Defence Through Graphs

Knowledge graphs can model these dependency relationships explicitly. Neo4j, with its property graph model and APOC plugin support, is a natural platform for dependency graph security analysis. The query language — Cypher — makes reachability analysis a native operation rather than an engineering challenge.

MATCH (pkg:Package {name: "miasma-infected-pkg"})-[:DEPENDS_ON*1..5]->(downstream:Package)
RETURN downstream.name, downstream.ecosystem, 
       length(shortestPath((pkg)-[:DEPENDS_ON*]->(downstream))) AS depth
ORDER BY depth

This query traces all packages reachable within five levels of transitive dependency from a known compromised package. The variable-length path traversal ([:DEPENDS_ON*1..5]) and the shortestPath function are both native Cypher operations. In a relational database, this would require recursive CTEs or application-level traversal; in a graph database, it is a single declarative statement.

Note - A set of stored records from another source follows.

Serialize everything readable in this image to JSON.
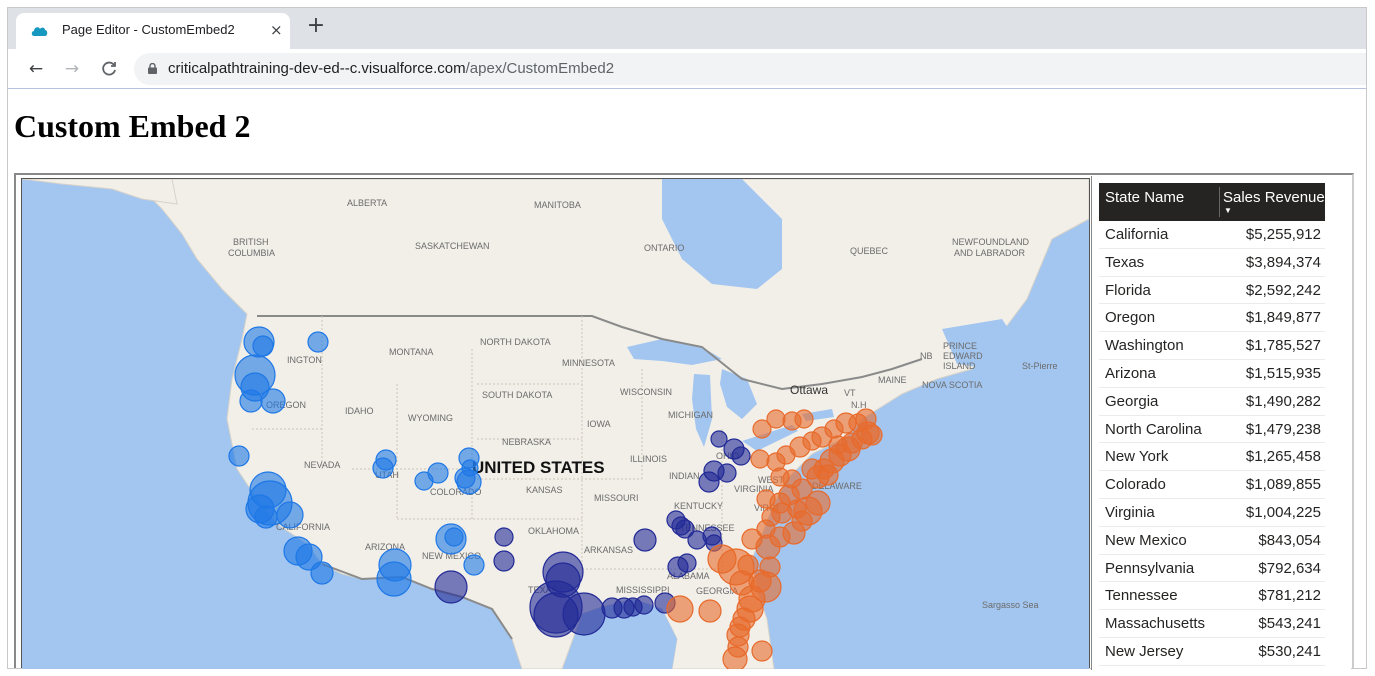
{
  "browser": {
    "tab_title": "Page Editor - CustomEmbed2",
    "tab_close": "×",
    "new_tab": "+",
    "url_host": "criticalpathtraining-dev-ed--c.visualforce.com",
    "url_path": "/apex/CustomEmbed2"
  },
  "page": {
    "title": "Custom Embed 2"
  },
  "map": {
    "labels": {
      "alberta": "ALBERTA",
      "manitoba": "MANITOBA",
      "british_columbia_1": "BRITISH",
      "british_columbia_2": "COLUMBIA",
      "saskatchewan": "SASKATCHEWAN",
      "ontario": "ONTARIO",
      "quebec": "QUEBEC",
      "newfoundland_1": "NEWFOUNDLAND",
      "newfoundland_2": "AND LABRADOR",
      "washington": "INGTON",
      "montana": "MONTANA",
      "north_dakota": "NORTH DAKOTA",
      "minnesota": "MINNESOTA",
      "nb": "NB",
      "pei_1": "PRINCE",
      "pei_2": "EDWARD",
      "pei_3": "ISLAND",
      "st_pierre": "St-Pierre",
      "oregon": "OREGON",
      "idaho": "IDAHO",
      "south_dakota": "SOUTH DAKOTA",
      "wisconsin": "WISCONSIN",
      "ottawa": "Ottawa",
      "maine": "MAINE",
      "nova_scotia": "NOVA SCOTIA",
      "vt": "VT",
      "nh": "N.H",
      "wyoming": "WYOMING",
      "michigan": "MICHIGAN",
      "iowa": "IOWA",
      "nebraska": "NEBRASKA",
      "nevada": "NEVADA",
      "utah": "UTAH",
      "united_states": "UNITED STATES",
      "illinois": "ILLINOIS",
      "indiana": "INDIAN",
      "ohio": "OHIO",
      "colorado": "COLORADO",
      "kansas": "KANSAS",
      "missouri": "MISSOURI",
      "west_virginia_1": "WEST",
      "west_virginia_2": "VIRGINIA",
      "delaware": "DELAWARE",
      "kentucky": "KENTUCKY",
      "virginia": "VIRGI",
      "california": "CALIFORNIA",
      "oklahoma": "OKLAHOMA",
      "tennessee": "TENNESSEE",
      "arizona": "ARIZONA",
      "new_mexico": "NEW MEXICO",
      "arkansas": "ARKANSAS",
      "alabama": "ALABAMA",
      "mississippi": "MISSISSIPPI",
      "georgia": "GEORGIA",
      "texas": "TEXAS",
      "sargasso": "Sargasso Sea"
    },
    "colors": {
      "water": "#a3c6f0",
      "land": "#f2efe9",
      "west": "#1e78e6",
      "central": "#222a96",
      "east": "#e86a2b"
    }
  },
  "table": {
    "col_state": "State Name",
    "col_revenue": "Sales Revenue",
    "sort_icon": "▼",
    "rows": [
      {
        "state": "California",
        "revenue": "$5,255,912"
      },
      {
        "state": "Texas",
        "revenue": "$3,894,374"
      },
      {
        "state": "Florida",
        "revenue": "$2,592,242"
      },
      {
        "state": "Oregon",
        "revenue": "$1,849,877"
      },
      {
        "state": "Washington",
        "revenue": "$1,785,527"
      },
      {
        "state": "Arizona",
        "revenue": "$1,515,935"
      },
      {
        "state": "Georgia",
        "revenue": "$1,490,282"
      },
      {
        "state": "North Carolina",
        "revenue": "$1,479,238"
      },
      {
        "state": "New York",
        "revenue": "$1,265,458"
      },
      {
        "state": "Colorado",
        "revenue": "$1,089,855"
      },
      {
        "state": "Virginia",
        "revenue": "$1,004,225"
      },
      {
        "state": "New Mexico",
        "revenue": "$843,054"
      },
      {
        "state": "Pennsylvania",
        "revenue": "$792,634"
      },
      {
        "state": "Tennessee",
        "revenue": "$781,212"
      },
      {
        "state": "Massachusetts",
        "revenue": "$543,241"
      },
      {
        "state": "New Jersey",
        "revenue": "$530,241"
      }
    ]
  }
}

Tools such as Socket.dev, Endor Labs, and SafeDep's Package Metadata Graph (PMG) already use graph-based dependency analysis for vulnerability detection. The principle is the same: model the ecosystem as a graph, index the nodes, and query relationships to determine blast radius, attack paths, and isolation strategies.

The Copycat Effect

Miasma was open-sourced on 8 June 2026. Within hours, the "Hades" wave hit PyPI with 37 malicious wheel artifacts across 19 packages, using *-setup.pth auto-execution to run code on pip install. On the same day, IronWorm appeared on npm — a Rust-based information stealer with an eBPF rootkit embedded in more than 50 poisoned packages.

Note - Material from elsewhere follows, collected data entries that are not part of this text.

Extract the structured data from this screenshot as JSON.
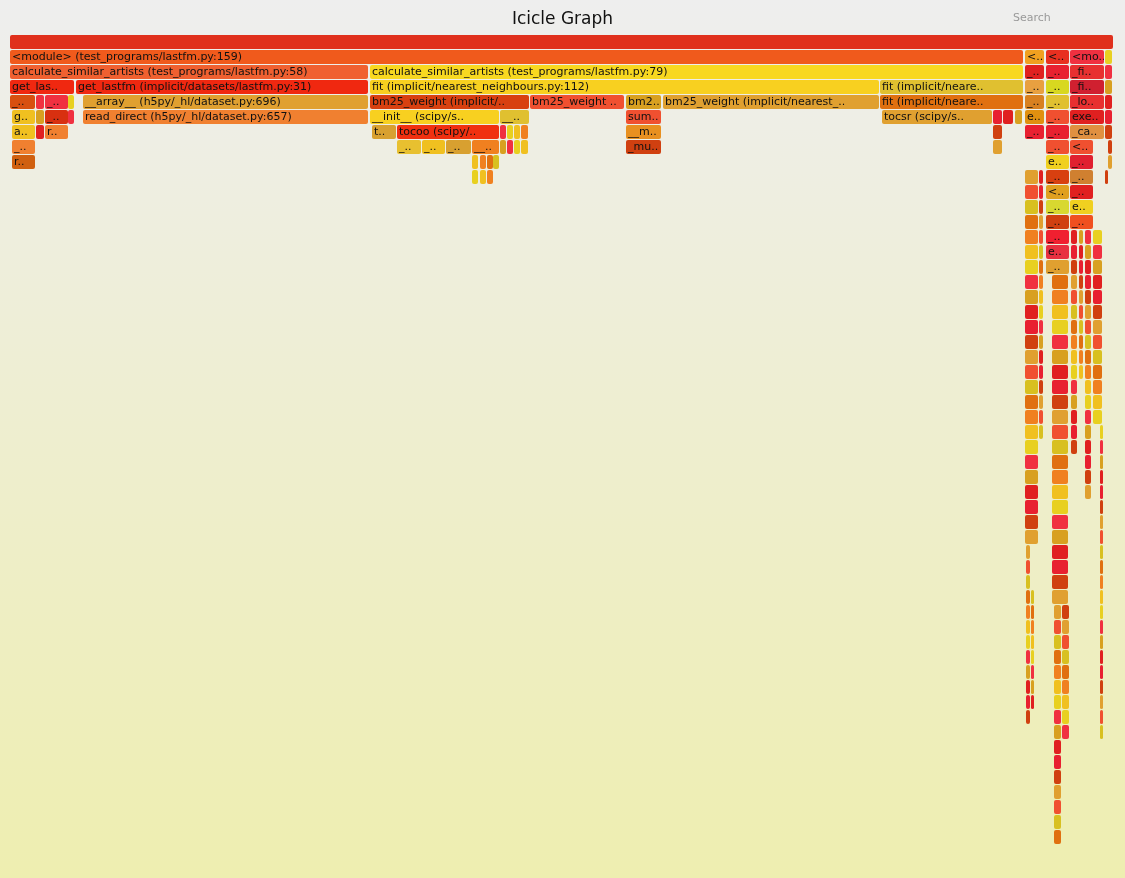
{
  "title": "Icicle Graph",
  "search": {
    "placeholder": "Search"
  },
  "levels": [
    {
      "frames": [
        {
          "label": "<module> (test_programs/lastfm.py:159)",
          "color": "#f05a1c"
        },
        {
          "label": "<..",
          "color": "#f0a020"
        },
        {
          "label": "<..",
          "color": "#e83020"
        },
        {
          "label": "<mo..",
          "color": "#f03040"
        }
      ]
    },
    {
      "frames": [
        {
          "label": "calculate_similar_artists (test_programs/lastfm.py:58)",
          "color": "#f06030"
        },
        {
          "label": "calculate_similar_artists (test_programs/lastfm.py:79)",
          "color": "#f8d820"
        },
        {
          "label": "_..",
          "color": "#e02020"
        },
        {
          "label": "_..",
          "color": "#e82030"
        },
        {
          "label": "_fi..",
          "color": "#e83030"
        }
      ]
    },
    {
      "frames": [
        {
          "label": "get_las..",
          "color": "#f02810"
        },
        {
          "label": "get_lastfm (implicit/datasets/lastfm.py:31)",
          "color": "#f02810"
        },
        {
          "label": "fit (implicit/nearest_neighbours.py:112)",
          "color": "#f8d020"
        },
        {
          "label": "fit (implicit/neare..",
          "color": "#e0c030"
        },
        {
          "label": "_..",
          "color": "#e8a040"
        },
        {
          "label": "_..",
          "color": "#d8d820"
        },
        {
          "label": "_fi..",
          "color": "#d02030"
        }
      ]
    },
    {
      "frames": [
        {
          "label": "_..",
          "color": "#d85010"
        },
        {
          "label": "_..",
          "color": "#f03040"
        },
        {
          "label": "__array__ (h5py/_hl/dataset.py:696)",
          "color": "#e0a030"
        },
        {
          "label": "bm25_weight (implicit/..",
          "color": "#d84010"
        },
        {
          "label": "bm25_weight ..",
          "color": "#f05030"
        },
        {
          "label": "bm2..",
          "color": "#d8a020"
        },
        {
          "label": "bm25_weight (implicit/nearest_..",
          "color": "#e0a030"
        },
        {
          "label": "fit (implicit/neare..",
          "color": "#e07010"
        },
        {
          "label": "_..",
          "color": "#d88020"
        },
        {
          "label": "_..",
          "color": "#e0c030"
        },
        {
          "label": "_lo..",
          "color": "#e83030"
        }
      ]
    },
    {
      "frames": [
        {
          "label": "g..",
          "color": "#f0c020"
        },
        {
          "label": "_..",
          "color": "#d83010"
        },
        {
          "label": "read_direct (h5py/_hl/dataset.py:657)",
          "color": "#f08030"
        },
        {
          "label": "__init__ (scipy/s..",
          "color": "#f8d020"
        },
        {
          "label": "__..",
          "color": "#e0c030"
        },
        {
          "label": "sum..",
          "color": "#f05030"
        },
        {
          "label": "tocsr (scipy/s..",
          "color": "#e0a030"
        },
        {
          "label": "e..",
          "color": "#e09010"
        },
        {
          "label": "_..",
          "color": "#f05030"
        },
        {
          "label": "exe..",
          "color": "#e02020"
        }
      ]
    },
    {
      "frames": [
        {
          "label": "a..",
          "color": "#f0c020"
        },
        {
          "label": "r..",
          "color": "#f08030"
        },
        {
          "label": "t..",
          "color": "#d8a030"
        },
        {
          "label": "tocoo (scipy/..",
          "color": "#f03010"
        },
        {
          "label": "__m..",
          "color": "#e89020"
        },
        {
          "label": "_..",
          "color": "#e82030"
        },
        {
          "label": "_..",
          "color": "#e82030"
        },
        {
          "label": "_ca..",
          "color": "#e09040"
        }
      ]
    },
    {
      "frames": [
        {
          "label": "_..",
          "color": "#f08030"
        },
        {
          "label": "_..",
          "color": "#e8c030"
        },
        {
          "label": "_..",
          "color": "#f0c020"
        },
        {
          "label": "_..",
          "color": "#d8a030"
        },
        {
          "label": "__..",
          "color": "#f08020"
        },
        {
          "label": "_mu..",
          "color": "#d04010"
        },
        {
          "label": "_..",
          "color": "#f05030"
        },
        {
          "label": "<..",
          "color": "#f05030"
        }
      ]
    },
    {
      "frames": [
        {
          "label": "r..",
          "color": "#d06010"
        },
        {
          "label": "e..",
          "color": "#f0d020"
        },
        {
          "label": "_..",
          "color": "#e02030"
        }
      ]
    },
    {
      "frames": [
        {
          "label": "_..",
          "color": "#d84010"
        },
        {
          "label": "_..",
          "color": "#d08030"
        }
      ]
    },
    {
      "frames": [
        {
          "label": "<..",
          "color": "#e0a020"
        },
        {
          "label": "_..",
          "color": "#e02020"
        }
      ]
    },
    {
      "frames": [
        {
          "label": "_..",
          "color": "#d8d830"
        },
        {
          "label": "e..",
          "color": "#f0d020"
        }
      ]
    },
    {
      "frames": [
        {
          "label": "_..",
          "color": "#d04010"
        },
        {
          "label": "_..",
          "color": "#f05020"
        }
      ]
    },
    {
      "frames": [
        {
          "label": "_..",
          "color": "#f02030"
        }
      ]
    },
    {
      "frames": [
        {
          "label": "e..",
          "color": "#e83040"
        }
      ]
    },
    {
      "frames": [
        {
          "label": "_..",
          "color": "#e0a030"
        }
      ]
    }
  ]
}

This rapid proliferation proves that open-sourcing attack toolkits creates immediate, real-world harm. The knowledge required to weaponise a supply chain attack drops from "months of development" to "hours of copy-paste." Each copycat variant adds new evasion techniques drawn from the same playbook, and the dependency graph propagates them faster than any signature-based detection system can respond.

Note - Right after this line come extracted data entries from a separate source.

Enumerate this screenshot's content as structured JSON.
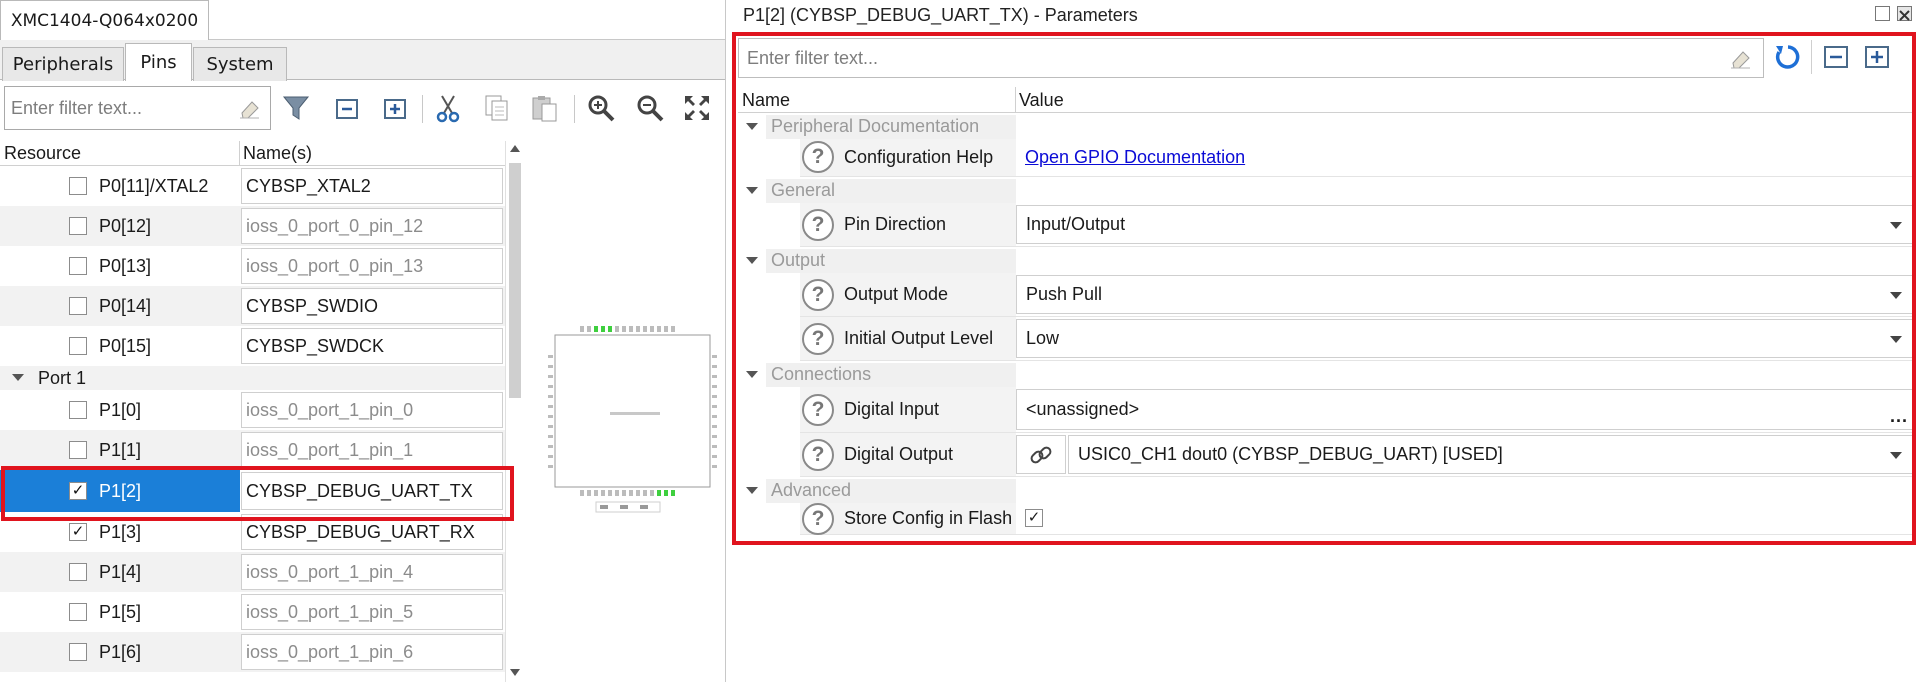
{
  "left": {
    "device_tab": "XMC1404-Q064x0200",
    "subtabs": [
      "Peripherals",
      "Pins",
      "System"
    ],
    "filter_placeholder": "Enter filter text...",
    "columns": {
      "resource": "Resource",
      "names": "Name(s)"
    },
    "rows": [
      {
        "resource": "P0[11]/XTAL2",
        "name": "CYBSP_XTAL2",
        "checked": false,
        "named": true
      },
      {
        "resource": "P0[12]",
        "name": "ioss_0_port_0_pin_12",
        "checked": false,
        "named": false
      },
      {
        "resource": "P0[13]",
        "name": "ioss_0_port_0_pin_13",
        "checked": false,
        "named": false
      },
      {
        "resource": "P0[14]",
        "name": "CYBSP_SWDIO",
        "checked": false,
        "named": true
      },
      {
        "resource": "P0[15]",
        "name": "CYBSP_SWDCK",
        "checked": false,
        "named": true
      }
    ],
    "group": "Port 1",
    "rows2": [
      {
        "resource": "P1[0]",
        "name": "ioss_0_port_1_pin_0",
        "checked": false,
        "named": false
      },
      {
        "resource": "P1[1]",
        "name": "ioss_0_port_1_pin_1",
        "checked": false,
        "named": false
      },
      {
        "resource": "P1[2]",
        "name": "CYBSP_DEBUG_UART_TX",
        "checked": true,
        "named": true,
        "selected": true
      },
      {
        "resource": "P1[3]",
        "name": "CYBSP_DEBUG_UART_RX",
        "checked": true,
        "named": true
      },
      {
        "resource": "P1[4]",
        "name": "ioss_0_port_1_pin_4",
        "checked": false,
        "named": false
      },
      {
        "resource": "P1[5]",
        "name": "ioss_0_port_1_pin_5",
        "checked": false,
        "named": false
      },
      {
        "resource": "P1[6]",
        "name": "ioss_0_port_1_pin_6",
        "checked": false,
        "named": false
      }
    ],
    "toolbar_icons": [
      "filter-icon",
      "collapse-all-icon",
      "expand-all-icon",
      "cut-icon",
      "copy-icon",
      "paste-icon",
      "zoom-in-icon",
      "zoom-out-icon",
      "fit-icon"
    ]
  },
  "right": {
    "title": "P1[2] (CYBSP_DEBUG_UART_TX) - Parameters",
    "filter_placeholder": "Enter filter text...",
    "columns": {
      "name": "Name",
      "value": "Value"
    },
    "sections": {
      "peripheral_doc": "Peripheral Documentation",
      "general": "General",
      "output": "Output",
      "connections": "Connections",
      "advanced": "Advanced"
    },
    "params": {
      "config_help": {
        "label": "Configuration Help",
        "value": "Open GPIO Documentation"
      },
      "pin_direction": {
        "label": "Pin Direction",
        "value": "Input/Output"
      },
      "output_mode": {
        "label": "Output Mode",
        "value": "Push Pull"
      },
      "initial_output_level": {
        "label": "Initial Output Level",
        "value": "Low"
      },
      "digital_input": {
        "label": "Digital Input",
        "value": "<unassigned>",
        "more": "..."
      },
      "digital_output": {
        "label": "Digital Output",
        "value": "USIC0_CH1 dout0 (CYBSP_DEBUG_UART) [USED]"
      },
      "store_config": {
        "label": "Store Config in Flash",
        "checked": true
      }
    },
    "help_glyph": "?",
    "check_glyph": "✓"
  },
  "colors": {
    "selection": "#1b7fd8",
    "highlight_border": "#e0141e",
    "link": "#0b0bd6"
  }
}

The incident highlights a structural asymmetry: attackers can publish malicious packages in minutes, gaining immediate access to the entire transitive dependency chain of anyone who installs them. Defenders must analyse the same graph in reverse, tracing every potential path from known-bad packages to their own infrastructure, updating blocklists faster than attackers can rotate hashes and version numbers.

Miasma in the Broader Landscape

The behavioural shift that Miasma represents is significant. Traditional network-based detection assumes that attacks involve external infrastructure — command-and-control servers on unfamiliar IP ranges, DNS requests to suspicious domains, or TLS certificates with unusual characteristics. Miasma runs entirely inside GitHub, using its public API for C2, its commit messages for data exfiltration, and its issue trackers for configuration updates. None of this traffic leaves the GitHub domain, so none of it triggers network-based alerts.

The same pattern appeared in the "Comment and Control" attacks against AI coding agents in GitHub Actions, and the MCPwn vulnerability in nginx-ui. The attack surface is shifting from the network perimeter to the software supply chain, and the graph of dependencies is the new battlefield.

Closing

The dependency graph is the attack surface. Traditional perimeter security — firewalls, intrusion detection, endpoint protection — cannot protect against threats that enter through build pipelines, CI/CD runners, and package managers. By the time a malicious package appears on PyPI or npm, it has already reached every system that depends on it.

Graph-aware security — mapping the dependency graph, monitoring changes to its topology, running reachability queries to determine blast radius, and using graph partition techniques to isolate compromised subgraphs — is the only defence that scales with the problem. Miasma is not the last supply chain worm. It is the first that weaponised the dependency graph explicitly. The next one will be faster, and it will have learned from this source code.